Propel is not hard anymore
The two most common criticisms I hear about about Propel are the difficulty to learn the Criteria object, and the amount of code required to do a custom Join. That, and the fact that Propel is slow--but Propel 1.3 will just leave every other ORM behind, so speed is not a good reason to ignore Propel, especially now.
The abilities of Propel are just amazing, but the API is far too Java-inspired for our hectic programming speed. Rapid Application Developers need simple APIs that allow them to go fast in the majority of the cases. That's the philosophy of the sfPropelFinderPlugin, that I already introduced in a past post. This symfony plugin (which doesn't depend on symfony - you can use it with Propel alone, provided you load the Propel classes by hand) recently got better.
No more Criterions
sfPropelFinder encapsulates Criteria calls, so you never need to manipulate the complex Propel syntax. Instead, the plugin proposes a syntax reminiscent of SQL to retrieve Propel objects:
where('Title', 'foo')->
_and('PublishedAt', '<', time())->
_or('Title', 'like', 'bar%')->
find();
If you already tried to do AND and OR queries with Criterion objects, you know how the above can be long and complicated to write. Here, the Propel finder does all the dirty job for you. Another relief is the use of the CamelCase version of the properties names, which is consistent with the Propel object getters. You no longer need to type infamous strings looking like ArticlePeer::PUBLISHED_AT; PublishedAt will do the trick.
Easy joins
Another recent improvement of the finder plugin is its ability to deal with related objects in joins and hydrating. The idea is that you define relationships in the schema, with foreign keys and references, but Propel keeps asking you to repeat them each time you want to join two objects in a Criteria addJoin(). Since you don't like to repeat yourself, sfPropelFinder will quietly check the Propel TableMap to explicit a join if you write:
join('Author')->
where('Author_Name', '<>', 'Joe')->
find();
Wait, there is more. The finder can understand complex joins between several tables. Imagine that an Author has a Status. If you want to get all Posts for the Authors with a given Status, just chain join() calls. You get the speed of ActiveRecord-like syntax with the robustness of Propel code behind.

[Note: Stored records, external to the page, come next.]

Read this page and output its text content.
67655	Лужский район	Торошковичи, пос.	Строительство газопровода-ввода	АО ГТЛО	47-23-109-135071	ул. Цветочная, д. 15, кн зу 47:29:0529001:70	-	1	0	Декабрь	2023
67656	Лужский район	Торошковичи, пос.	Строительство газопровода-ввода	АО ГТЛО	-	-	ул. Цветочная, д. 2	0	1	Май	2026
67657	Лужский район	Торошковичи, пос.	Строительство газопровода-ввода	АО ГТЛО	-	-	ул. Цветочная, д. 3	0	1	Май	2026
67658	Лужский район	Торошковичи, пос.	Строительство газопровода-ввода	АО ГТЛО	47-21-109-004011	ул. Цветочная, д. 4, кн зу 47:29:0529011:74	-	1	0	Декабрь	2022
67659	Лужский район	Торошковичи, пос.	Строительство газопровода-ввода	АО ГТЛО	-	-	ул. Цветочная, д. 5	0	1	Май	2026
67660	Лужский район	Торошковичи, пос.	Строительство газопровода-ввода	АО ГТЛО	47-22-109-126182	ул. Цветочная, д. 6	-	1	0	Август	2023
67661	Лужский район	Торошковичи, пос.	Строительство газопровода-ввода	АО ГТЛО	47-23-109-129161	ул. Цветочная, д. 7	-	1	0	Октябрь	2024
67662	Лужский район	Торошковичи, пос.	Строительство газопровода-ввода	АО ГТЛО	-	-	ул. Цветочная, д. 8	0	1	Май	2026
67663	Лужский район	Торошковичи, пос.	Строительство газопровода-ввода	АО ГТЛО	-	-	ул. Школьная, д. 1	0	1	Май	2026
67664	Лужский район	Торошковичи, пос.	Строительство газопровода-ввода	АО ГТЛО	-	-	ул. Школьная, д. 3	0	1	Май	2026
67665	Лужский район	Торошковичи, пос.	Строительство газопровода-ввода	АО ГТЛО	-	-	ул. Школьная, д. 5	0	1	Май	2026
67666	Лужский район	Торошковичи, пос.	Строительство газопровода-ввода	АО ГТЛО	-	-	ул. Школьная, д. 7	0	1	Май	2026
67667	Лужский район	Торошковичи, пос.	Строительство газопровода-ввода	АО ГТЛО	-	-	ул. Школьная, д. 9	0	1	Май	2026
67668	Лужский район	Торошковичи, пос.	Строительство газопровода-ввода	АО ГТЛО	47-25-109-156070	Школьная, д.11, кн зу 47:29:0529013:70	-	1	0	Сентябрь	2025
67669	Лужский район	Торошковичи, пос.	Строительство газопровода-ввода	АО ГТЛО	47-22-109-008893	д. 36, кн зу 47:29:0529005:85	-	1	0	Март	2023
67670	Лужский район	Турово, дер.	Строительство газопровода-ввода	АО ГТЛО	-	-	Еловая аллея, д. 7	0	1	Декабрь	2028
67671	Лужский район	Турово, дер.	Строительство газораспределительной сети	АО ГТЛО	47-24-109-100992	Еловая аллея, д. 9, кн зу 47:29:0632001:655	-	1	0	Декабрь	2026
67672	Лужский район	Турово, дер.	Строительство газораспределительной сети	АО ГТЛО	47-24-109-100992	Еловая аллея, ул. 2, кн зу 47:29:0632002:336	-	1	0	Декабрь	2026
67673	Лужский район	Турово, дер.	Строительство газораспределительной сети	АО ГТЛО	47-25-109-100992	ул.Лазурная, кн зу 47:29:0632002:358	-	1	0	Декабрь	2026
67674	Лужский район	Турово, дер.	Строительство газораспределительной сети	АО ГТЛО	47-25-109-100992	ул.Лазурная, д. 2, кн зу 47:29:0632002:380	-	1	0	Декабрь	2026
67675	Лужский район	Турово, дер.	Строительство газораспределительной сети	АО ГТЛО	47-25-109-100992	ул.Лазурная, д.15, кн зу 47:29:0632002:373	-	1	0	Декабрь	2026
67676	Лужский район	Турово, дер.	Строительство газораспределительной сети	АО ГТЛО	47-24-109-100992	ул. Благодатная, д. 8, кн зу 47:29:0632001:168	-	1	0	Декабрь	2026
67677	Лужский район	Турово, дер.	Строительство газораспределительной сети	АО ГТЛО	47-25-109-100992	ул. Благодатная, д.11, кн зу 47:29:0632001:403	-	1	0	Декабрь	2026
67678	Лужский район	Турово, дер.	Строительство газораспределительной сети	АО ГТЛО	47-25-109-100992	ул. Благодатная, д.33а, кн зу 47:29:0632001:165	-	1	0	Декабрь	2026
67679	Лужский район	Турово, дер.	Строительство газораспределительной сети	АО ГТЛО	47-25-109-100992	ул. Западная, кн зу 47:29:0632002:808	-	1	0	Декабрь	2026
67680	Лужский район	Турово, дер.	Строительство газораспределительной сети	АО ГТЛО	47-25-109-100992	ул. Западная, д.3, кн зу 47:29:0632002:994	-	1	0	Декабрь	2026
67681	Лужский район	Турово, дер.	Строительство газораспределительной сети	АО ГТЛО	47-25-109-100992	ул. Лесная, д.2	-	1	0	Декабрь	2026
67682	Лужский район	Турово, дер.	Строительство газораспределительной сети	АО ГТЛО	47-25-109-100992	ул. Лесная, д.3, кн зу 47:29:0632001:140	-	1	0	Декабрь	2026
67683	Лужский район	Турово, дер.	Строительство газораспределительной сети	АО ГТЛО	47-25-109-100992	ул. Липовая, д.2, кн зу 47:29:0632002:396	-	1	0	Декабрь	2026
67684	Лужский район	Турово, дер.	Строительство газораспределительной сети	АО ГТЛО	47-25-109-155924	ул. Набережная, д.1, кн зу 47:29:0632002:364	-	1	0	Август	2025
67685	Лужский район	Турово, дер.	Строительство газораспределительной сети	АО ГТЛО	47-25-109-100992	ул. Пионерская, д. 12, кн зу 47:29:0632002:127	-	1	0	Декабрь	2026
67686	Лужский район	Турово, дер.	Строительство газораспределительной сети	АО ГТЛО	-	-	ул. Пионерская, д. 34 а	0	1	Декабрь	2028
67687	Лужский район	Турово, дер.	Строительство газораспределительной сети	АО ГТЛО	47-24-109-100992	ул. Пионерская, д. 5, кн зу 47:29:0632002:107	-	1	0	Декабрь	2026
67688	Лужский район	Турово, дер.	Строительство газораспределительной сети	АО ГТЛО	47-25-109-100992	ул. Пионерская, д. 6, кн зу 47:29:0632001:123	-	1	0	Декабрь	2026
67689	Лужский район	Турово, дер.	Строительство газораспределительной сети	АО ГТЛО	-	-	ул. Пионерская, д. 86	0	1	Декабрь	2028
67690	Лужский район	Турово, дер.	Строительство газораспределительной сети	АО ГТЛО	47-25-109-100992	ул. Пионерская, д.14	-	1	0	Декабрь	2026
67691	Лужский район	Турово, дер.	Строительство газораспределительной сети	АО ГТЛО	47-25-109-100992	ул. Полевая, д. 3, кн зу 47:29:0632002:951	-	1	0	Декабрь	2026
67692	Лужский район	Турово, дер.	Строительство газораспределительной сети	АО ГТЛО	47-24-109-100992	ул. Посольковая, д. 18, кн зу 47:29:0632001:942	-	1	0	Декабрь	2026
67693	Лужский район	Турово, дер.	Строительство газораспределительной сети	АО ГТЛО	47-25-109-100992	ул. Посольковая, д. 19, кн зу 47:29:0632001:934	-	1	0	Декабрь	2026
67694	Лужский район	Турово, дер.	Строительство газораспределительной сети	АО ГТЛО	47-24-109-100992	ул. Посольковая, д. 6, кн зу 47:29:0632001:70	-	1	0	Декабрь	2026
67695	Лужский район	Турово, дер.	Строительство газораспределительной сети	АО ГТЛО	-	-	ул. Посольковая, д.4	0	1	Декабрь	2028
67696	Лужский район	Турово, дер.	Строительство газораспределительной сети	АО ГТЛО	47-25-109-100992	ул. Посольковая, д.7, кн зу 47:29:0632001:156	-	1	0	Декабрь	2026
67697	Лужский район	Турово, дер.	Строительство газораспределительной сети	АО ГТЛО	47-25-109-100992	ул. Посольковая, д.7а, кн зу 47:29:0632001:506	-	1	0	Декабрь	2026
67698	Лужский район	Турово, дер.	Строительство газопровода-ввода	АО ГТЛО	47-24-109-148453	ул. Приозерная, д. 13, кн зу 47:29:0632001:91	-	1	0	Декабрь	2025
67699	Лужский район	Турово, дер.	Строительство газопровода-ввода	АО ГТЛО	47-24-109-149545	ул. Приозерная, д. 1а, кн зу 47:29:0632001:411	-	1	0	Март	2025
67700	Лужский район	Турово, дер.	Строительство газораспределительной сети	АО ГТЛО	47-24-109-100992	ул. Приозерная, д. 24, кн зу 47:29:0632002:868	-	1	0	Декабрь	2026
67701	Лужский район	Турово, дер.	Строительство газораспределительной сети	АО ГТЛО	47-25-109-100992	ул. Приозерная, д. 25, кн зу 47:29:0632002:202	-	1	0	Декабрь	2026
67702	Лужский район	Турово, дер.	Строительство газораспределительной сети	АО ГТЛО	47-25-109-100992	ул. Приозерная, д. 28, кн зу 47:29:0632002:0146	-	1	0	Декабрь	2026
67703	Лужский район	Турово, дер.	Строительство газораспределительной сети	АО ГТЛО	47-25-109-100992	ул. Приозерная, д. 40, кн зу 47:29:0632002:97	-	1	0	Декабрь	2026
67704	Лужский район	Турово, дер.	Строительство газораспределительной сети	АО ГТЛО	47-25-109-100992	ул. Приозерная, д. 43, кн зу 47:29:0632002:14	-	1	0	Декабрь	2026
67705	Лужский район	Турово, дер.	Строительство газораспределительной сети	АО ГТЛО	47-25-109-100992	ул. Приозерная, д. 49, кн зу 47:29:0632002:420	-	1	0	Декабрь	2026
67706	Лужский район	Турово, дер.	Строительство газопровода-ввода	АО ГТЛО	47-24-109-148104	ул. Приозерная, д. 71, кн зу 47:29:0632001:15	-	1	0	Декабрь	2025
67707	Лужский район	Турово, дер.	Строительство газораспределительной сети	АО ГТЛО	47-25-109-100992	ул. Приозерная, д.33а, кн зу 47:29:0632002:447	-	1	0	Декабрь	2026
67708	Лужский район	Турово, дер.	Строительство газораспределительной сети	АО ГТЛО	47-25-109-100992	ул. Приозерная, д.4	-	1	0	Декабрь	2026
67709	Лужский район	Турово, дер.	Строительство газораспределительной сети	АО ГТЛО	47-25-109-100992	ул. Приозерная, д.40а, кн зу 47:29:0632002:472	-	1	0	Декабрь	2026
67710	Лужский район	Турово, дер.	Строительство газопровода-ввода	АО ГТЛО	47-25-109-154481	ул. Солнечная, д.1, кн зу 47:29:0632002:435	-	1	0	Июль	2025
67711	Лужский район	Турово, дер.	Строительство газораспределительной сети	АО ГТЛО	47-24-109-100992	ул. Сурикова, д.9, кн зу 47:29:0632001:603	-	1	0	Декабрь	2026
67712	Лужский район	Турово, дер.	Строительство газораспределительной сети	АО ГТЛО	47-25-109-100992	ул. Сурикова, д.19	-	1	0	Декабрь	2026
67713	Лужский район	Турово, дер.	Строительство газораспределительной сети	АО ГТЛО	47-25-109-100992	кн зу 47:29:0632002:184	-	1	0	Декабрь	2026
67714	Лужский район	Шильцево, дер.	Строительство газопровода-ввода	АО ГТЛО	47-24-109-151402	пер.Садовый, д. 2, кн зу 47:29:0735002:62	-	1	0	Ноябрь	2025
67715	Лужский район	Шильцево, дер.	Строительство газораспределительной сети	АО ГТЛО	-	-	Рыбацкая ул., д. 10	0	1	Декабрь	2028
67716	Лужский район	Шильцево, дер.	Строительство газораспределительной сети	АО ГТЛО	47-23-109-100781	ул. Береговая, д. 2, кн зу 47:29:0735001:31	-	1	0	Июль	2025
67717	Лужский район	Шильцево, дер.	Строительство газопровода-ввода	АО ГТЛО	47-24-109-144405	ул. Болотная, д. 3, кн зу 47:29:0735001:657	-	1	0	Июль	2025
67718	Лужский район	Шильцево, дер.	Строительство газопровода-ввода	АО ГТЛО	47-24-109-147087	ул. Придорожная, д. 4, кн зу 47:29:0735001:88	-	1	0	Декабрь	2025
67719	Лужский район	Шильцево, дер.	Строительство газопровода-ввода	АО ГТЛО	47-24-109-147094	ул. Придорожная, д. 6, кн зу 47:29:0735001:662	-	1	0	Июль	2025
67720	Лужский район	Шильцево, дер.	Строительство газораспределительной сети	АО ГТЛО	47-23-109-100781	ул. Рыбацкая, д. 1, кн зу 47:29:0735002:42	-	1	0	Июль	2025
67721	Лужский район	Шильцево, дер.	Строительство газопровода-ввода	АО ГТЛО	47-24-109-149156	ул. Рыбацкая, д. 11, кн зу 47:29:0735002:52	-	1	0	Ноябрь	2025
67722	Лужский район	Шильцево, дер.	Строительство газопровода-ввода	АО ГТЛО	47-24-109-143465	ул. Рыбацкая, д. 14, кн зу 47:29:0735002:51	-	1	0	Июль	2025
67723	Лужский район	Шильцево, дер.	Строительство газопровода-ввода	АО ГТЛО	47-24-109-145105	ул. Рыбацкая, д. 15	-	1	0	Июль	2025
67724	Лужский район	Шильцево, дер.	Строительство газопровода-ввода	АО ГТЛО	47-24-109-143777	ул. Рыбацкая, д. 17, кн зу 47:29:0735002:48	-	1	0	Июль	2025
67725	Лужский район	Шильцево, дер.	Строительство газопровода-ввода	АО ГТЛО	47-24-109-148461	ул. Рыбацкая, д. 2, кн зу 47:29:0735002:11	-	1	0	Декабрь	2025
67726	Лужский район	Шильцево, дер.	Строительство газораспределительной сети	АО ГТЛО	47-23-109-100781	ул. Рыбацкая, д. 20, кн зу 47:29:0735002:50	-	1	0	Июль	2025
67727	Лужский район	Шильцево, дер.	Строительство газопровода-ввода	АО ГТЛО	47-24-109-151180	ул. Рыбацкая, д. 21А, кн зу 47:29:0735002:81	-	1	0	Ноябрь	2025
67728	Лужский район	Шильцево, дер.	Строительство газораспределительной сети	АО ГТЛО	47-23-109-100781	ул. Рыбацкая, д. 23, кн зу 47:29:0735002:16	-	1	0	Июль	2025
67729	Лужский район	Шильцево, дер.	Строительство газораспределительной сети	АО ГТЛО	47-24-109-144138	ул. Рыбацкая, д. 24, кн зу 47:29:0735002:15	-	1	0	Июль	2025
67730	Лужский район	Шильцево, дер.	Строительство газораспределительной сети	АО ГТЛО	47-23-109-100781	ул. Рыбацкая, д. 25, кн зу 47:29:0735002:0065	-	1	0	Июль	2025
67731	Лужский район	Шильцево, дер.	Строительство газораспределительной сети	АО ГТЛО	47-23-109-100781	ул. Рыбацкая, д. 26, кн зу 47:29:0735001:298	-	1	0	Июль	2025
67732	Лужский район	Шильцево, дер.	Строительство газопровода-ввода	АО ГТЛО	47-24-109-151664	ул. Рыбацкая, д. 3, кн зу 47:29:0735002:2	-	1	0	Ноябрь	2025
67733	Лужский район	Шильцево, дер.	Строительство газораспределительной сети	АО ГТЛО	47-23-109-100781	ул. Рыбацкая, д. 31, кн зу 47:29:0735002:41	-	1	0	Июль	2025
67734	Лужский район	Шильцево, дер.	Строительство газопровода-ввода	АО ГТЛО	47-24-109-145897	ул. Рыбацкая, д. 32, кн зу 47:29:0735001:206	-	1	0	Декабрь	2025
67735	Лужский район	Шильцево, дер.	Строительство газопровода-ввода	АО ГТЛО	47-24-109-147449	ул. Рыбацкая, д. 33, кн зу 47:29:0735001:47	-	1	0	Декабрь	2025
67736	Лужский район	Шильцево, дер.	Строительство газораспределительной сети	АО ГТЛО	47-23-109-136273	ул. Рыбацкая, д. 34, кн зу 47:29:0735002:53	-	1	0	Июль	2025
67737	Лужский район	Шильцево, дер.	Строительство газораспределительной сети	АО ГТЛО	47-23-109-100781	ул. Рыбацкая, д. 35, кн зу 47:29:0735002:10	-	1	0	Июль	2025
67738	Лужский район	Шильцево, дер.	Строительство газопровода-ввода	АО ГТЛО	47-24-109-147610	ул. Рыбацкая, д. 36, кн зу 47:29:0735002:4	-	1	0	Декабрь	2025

join('Author')->join('Status')->
where('Status_Name', 'polite')->
find();
Reduce queries, but don't increase code in return
Lastly, if you rely on Propel's generated doSelectJoinXXX() methods to reduce query count, you are probably often frustrated that the method you need is never among the generated ones. And if you ever tried writing such a method yourself, dealing with composite resultsets and complex hydrating, you probably upgraded your database for more raw power instead of pulling your hair off.
Fortunately, sfPropelFinder offers a convenient with() method allowing you to list the objects you want to be hydrated together with the main object. The following code issues only one database query:
with('Author', 'Status', 'Category')->
orderBy('PublishedAt', 'desc')->
find(10);
foreach($postsToRead as $post)
{
echo $post->getTitle(),
$post->getCategory()->getName(), // Post's Category is already hydrated: no query
$post->getAuthor()->getName(), // Post's Author is already hydrated: no query
$post->getAuthor()->getStatus()->getName(); // Author's Status is already hydrated: no query
}
Conclusion
I hope you find this syntax easier to use than Propel's native methods. The sfPropelFinder plugin gets better and better every day thanks to the contributions of several developers, and is already a good alternative to Peer classes and Criteria calls. This should give you time to deal with the more important stuff.